A user can belong to more than one Group. They can access safes in any Group they belong to.

Safes in one Group

Each safe (device) is assigned to at most one Group at a time. Moving a safe to a new Group removes it from the previous one.

Users not in any Group

They can still exist on the account but will not get access to safes that are assigned to a Group—unless they are a Global Administrator or the safe has no Group.

Safes not in any Group

Not restricted by Group membership for access checks.

Think of a Group as a label on both people and hardware: access is allowed when the person’s label matches the safe’s label.

Typical Ways Organizations Use Groups

Examples:

  • Fire Station 12 — users and apparatus safes for that station only
  • Emergency Department — North Campus — ED staff and all ED narcotics safes
  • Fleet / logistics — a small set of users and mobile or depot safes

You might create Groups by location, shift, unit, or program—whatever matches how you delegate responsibility and review access logs.

Creating a Group

Who can do this: Global Administrator only (create, delete, and change Group structure such as which safes belong to the Group).

Who can help maintain membership: Group Administrators can add or remove users from Groups they belong to. They cannot create or delete Groups, reassign safes between Groups, or change certain Group details (description, logo, notification list, authenticator)—those require a Global Administrator.

Steps (Link console)

  1. Sign in as a Global Administrator.
  2. Open Group Management.
  3. Select Add Group.
  4. Enter a Group name and description (required).
  5. Optionally specify users or emails for Group-related alerts, then continue through the wizard.
  6. Select users to add to the Group.
  7. Select devices (safes) to assign to the Group.
  8. Review the summary and select Add Group.

The new Group appears on the Group Management screen. Assign any remaining users or safes later by editing the Group or using Device Management.
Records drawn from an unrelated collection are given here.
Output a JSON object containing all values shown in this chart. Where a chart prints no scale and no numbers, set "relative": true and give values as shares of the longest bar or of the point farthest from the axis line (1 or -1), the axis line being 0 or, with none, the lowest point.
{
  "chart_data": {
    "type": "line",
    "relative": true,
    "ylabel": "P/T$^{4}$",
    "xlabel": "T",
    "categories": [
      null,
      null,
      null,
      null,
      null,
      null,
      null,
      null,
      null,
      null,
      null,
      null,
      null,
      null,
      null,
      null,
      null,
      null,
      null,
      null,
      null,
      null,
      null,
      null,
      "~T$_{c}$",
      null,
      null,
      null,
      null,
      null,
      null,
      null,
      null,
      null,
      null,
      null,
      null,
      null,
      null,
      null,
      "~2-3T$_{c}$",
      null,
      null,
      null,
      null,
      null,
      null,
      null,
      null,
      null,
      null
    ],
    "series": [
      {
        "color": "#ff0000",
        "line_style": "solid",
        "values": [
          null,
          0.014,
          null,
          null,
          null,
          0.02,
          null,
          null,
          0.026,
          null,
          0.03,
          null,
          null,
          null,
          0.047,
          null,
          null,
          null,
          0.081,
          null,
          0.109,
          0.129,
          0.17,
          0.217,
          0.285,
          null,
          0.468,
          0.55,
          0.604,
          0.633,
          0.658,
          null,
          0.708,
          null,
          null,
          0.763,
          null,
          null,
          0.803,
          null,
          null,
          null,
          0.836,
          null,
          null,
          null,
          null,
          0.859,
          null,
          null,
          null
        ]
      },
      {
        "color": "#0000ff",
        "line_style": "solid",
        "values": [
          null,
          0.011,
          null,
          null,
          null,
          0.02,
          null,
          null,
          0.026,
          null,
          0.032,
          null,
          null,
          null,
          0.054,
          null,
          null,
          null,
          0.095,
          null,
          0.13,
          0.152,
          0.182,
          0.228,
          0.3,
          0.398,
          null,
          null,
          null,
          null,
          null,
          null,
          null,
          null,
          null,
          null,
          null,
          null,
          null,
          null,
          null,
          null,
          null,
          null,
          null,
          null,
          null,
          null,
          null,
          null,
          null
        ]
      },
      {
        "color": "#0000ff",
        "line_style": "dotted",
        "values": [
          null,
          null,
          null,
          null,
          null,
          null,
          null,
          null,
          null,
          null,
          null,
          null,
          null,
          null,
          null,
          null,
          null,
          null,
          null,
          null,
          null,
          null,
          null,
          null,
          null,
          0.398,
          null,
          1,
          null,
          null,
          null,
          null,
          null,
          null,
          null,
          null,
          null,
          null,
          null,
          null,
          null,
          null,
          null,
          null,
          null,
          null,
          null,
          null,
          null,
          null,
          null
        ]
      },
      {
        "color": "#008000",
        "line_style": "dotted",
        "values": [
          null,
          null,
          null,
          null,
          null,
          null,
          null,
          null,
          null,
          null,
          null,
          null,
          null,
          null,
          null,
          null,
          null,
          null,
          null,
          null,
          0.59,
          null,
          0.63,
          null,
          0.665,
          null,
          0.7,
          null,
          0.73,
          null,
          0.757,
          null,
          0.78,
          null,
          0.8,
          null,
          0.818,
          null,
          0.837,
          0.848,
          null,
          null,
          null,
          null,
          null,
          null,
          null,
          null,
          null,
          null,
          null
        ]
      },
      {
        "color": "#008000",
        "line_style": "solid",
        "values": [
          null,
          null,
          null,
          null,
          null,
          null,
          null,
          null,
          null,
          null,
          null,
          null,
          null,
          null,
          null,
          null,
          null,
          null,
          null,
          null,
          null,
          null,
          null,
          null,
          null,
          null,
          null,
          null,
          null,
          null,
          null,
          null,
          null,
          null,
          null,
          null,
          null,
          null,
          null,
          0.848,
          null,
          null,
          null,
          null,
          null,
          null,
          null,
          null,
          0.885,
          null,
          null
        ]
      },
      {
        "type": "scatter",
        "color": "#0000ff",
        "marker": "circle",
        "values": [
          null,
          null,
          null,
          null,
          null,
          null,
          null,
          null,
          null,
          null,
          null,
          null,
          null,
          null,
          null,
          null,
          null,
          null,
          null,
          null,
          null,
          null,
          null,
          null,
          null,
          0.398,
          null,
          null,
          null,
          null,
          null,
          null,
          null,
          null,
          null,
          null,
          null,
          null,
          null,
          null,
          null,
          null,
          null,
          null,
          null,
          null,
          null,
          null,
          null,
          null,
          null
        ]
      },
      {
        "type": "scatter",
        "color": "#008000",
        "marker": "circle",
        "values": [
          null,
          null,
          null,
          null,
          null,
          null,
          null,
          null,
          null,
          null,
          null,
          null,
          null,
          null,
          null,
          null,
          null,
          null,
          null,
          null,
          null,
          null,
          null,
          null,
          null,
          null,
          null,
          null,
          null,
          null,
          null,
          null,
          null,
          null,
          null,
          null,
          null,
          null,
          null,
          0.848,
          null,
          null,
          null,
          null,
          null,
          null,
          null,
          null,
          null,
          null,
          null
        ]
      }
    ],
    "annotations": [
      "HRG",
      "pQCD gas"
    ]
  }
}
For the full console flow, see the Link install guide — Group Management.

Common Questions

Can one user access safes at two stations?
Yes. Add them to both Groups (or one Group that contains all safes they need, if your structure allows).

Why can a new hire not open the safe?
Check: (1) user is active, (2) credentials are enrolled, (3) user is in the same Group as the safe, (4) safe is enabled and online.

Why does a Group Administrator not see a safe?
The safe is likely in another Group, or the administrator is not a member of that Group.

Do we need Groups for a single safe and five users?
Optional. You can run without Groups, but creating one Group that contains all five users and the safe makes later expansion and delegated admin easier.

Troubleshooting

Issue

What to check

Access denied at safe

User in correct Group? Safe assigned to that Group? User and card active?

User sees wrong safes in console

Group Administrator role is scoped to their Groups only.

Cannot create a Group

Must be Global Administrator.

Cannot add a safe to a Group

Global Administrator assigns devices; safe may already belong to another Group.

Alerts not received

Group notify emails set? User notification settings enabled?

After reorganizing stations

Update Group membership for users and safe assignments.